Republika Zielonego Przylądka jest trzecim debiutantem - po Uzbekistanie i Jordanii - oraz szóstą drużyną z Afryki, która zapewniła sobie przepustkę do mundialu w Ameryce Północnej. Wcześniej dokonały tego: Maroko, Tunezja, Egipt, Algieria i Ghana.
Tunezja w eliminacjach nie straciła bramki
Niezwykłym wyczynem popisali się Tunezyjczycy, którzy zachowali czyste konta we wszystkich 10 spotkaniach swojej grupy eliminacyjnej. W poniedziałek nie grali już o nic, a i tak zwyciężyli Namibię 3:0. Zdobyli 28 punktów na 30 możliwych.

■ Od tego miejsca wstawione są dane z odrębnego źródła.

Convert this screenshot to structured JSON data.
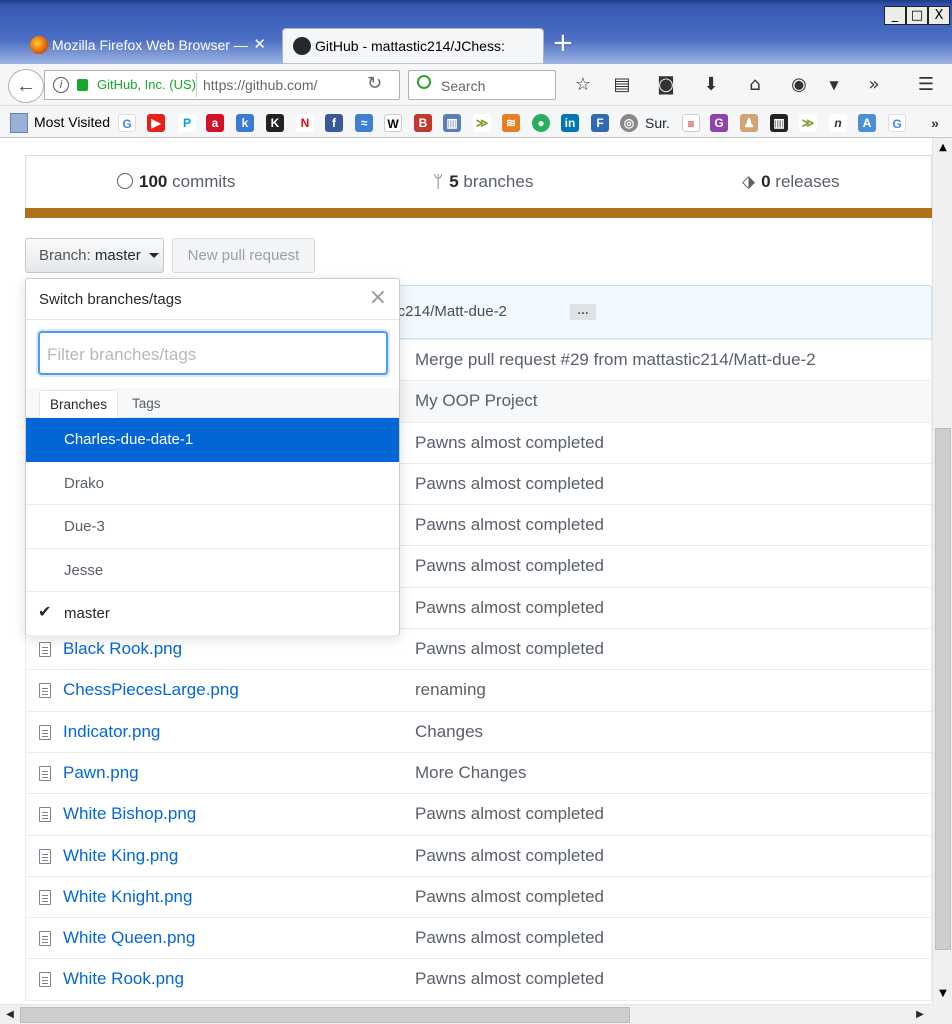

Powody do świętowania mają też Wyspy Świętego Tomasza i Książęca. Drużyna zajmująca 195. miejsce w rankingu FIFA odniosła swoje pierwsze zwycięstwo po serii 18 meczów bez wygranej - pokonała Malawi 1:0. Spotkanie rozegrano w Sousse w Tunezji, bo żaden obiekt na Wyspach nie spełnia międzynarodowych standardów.
Cztery drużyny zagrają w barażach
Do MŚ z Afryki awansują zwycięzcy każdej z dziewięciu grup. Cztery najlepsze drużyny z drugich lokat wezmą udział w dwuetapowych barażach, które z kolei wyłonią przedstawiciela Afryki w marcowych barażach międzykontynentalnych.